Nowhere is this better illustrated that in the ISO policy’s exclusion for intellectual property infringement. This exclusion purports to broadly bar coverage for injury “arising out of the infringement of copyright, patent, trademark, trade secret or other intellectual property rights.” However, this broad exclusion is qualified by the caveat that it “does not apply to infringement,in your ‘advertisement’, [sic] of copyright, trade dress or slogan.” Thus, the exclusion bars coverage in the first instance for all intellectual property infringements irrespective of the identity of the perpetrator, then adds back coverage for certain acts of the insured. This evidences the insurer’s understanding that unless otherwise excluded, the policy affords coverage for advertising injury regardless of who caused it.

At minimum, the fact that the ISO policy exclusions vary with respect to whether they exclude all acts or only first-party acts should be sufficient to raise an ambiguity, thus triggering “the common-law rule of contract interpretation that a court should construe ambiguous language against the interest of the party that drafted it.” Mastrobuono, 514 U.S. at 62. Even if the policy does not unambiguously afford coverage for third-party publications, it is at the very least “susceptible to more than one reasonable interpretation.” Discovision Assocs. v.
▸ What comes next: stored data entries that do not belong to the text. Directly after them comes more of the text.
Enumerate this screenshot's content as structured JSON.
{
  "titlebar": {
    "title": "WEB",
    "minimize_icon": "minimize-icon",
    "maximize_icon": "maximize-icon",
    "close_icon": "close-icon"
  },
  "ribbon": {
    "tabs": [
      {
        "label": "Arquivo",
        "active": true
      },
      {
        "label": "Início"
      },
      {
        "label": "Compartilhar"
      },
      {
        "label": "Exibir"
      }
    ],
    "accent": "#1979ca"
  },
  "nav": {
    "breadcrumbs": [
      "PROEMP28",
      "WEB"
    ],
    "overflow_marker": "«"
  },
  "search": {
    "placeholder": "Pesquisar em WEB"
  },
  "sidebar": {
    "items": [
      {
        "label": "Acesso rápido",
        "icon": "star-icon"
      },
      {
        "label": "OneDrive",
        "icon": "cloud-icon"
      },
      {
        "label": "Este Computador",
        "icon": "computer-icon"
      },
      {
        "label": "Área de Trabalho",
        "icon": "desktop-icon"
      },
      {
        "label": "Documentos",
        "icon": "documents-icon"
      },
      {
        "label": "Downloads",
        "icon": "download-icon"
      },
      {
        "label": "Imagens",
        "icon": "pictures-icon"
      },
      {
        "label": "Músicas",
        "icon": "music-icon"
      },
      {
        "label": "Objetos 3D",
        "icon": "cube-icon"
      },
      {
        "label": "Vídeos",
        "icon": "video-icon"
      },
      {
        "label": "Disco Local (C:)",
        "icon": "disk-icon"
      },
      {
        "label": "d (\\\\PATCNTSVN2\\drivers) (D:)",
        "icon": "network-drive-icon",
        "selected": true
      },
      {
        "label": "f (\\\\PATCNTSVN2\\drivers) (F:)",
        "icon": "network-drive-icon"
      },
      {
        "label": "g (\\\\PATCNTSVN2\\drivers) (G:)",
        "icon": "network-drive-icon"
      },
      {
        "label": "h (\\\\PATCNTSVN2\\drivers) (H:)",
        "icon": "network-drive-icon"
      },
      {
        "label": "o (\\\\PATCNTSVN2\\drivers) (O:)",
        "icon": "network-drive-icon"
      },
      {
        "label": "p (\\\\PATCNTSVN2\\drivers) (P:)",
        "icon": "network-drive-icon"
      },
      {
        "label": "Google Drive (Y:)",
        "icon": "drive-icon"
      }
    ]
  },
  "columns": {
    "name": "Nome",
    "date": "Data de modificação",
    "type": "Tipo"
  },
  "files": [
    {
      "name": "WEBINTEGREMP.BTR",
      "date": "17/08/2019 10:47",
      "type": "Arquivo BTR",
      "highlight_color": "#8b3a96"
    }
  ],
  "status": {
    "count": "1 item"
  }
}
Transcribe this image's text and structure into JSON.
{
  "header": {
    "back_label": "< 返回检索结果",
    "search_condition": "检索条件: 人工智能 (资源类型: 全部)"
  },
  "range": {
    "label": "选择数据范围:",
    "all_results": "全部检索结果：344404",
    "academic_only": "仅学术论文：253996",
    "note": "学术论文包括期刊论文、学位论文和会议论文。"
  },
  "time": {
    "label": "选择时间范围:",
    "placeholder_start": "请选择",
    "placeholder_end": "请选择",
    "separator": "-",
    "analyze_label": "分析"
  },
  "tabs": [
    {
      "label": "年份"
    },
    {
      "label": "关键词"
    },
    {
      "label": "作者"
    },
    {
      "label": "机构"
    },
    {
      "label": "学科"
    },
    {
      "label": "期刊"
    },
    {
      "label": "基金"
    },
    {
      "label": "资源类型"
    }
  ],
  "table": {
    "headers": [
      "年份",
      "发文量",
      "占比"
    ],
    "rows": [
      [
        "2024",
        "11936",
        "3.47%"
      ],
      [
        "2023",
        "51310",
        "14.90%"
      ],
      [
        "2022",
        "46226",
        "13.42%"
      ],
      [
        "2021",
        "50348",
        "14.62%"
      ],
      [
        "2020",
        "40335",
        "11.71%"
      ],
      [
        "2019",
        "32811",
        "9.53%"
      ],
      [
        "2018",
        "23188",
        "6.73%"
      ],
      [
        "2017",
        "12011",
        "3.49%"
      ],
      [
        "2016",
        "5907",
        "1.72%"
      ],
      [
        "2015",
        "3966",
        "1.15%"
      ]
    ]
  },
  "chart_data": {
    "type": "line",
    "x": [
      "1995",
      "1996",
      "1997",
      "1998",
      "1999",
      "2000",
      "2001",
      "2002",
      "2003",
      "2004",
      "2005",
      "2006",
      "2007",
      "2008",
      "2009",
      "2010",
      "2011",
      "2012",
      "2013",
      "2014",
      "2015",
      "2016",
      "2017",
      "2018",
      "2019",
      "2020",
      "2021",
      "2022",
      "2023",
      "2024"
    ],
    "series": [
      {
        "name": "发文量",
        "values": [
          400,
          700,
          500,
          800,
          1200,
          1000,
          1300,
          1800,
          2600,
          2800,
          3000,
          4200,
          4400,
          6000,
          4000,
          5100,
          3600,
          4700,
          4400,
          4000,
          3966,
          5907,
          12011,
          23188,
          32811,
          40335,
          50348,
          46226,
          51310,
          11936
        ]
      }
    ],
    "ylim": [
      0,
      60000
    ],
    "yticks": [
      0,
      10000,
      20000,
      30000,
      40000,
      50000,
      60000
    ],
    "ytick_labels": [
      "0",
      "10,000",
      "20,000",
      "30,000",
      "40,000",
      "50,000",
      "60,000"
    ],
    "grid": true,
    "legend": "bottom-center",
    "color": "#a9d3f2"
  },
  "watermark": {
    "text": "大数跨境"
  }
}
Fuji Photo Film Co., Ltd., 71 A.D.3d 448, 489 (N.Y. App. Div. 2010) (internal quotation marks and citation omitted). Pointing to ambiguity in the policy as a whole would provide policyholders such as Sony with a more plausible and straightforward avenue to securing coverage for third-party publications than does narrowly parsing the phrase “in any manner.”

The question of whether third-party publications are covered under the typical CGL policy is of crucial importance to policyholders seeking insurance recovery for cyber-crime injuries. Importantly, victory on this point by Sony or another hacking victim would transform Sony into a policyholder-friendly decision, because the Sony court answered the other difficult question presented in the case—whether a data breach represents a “publication”—in favor of coverage. If the appellate court is willing to look past the narrow language of the advertising injury coverage grant and focus on Sony’s policy as a whole, Sony will have a good chance of prevailing on appeal and, in doing so, will set a strong precedent in favor of cyber-crime coverage for hacking victims.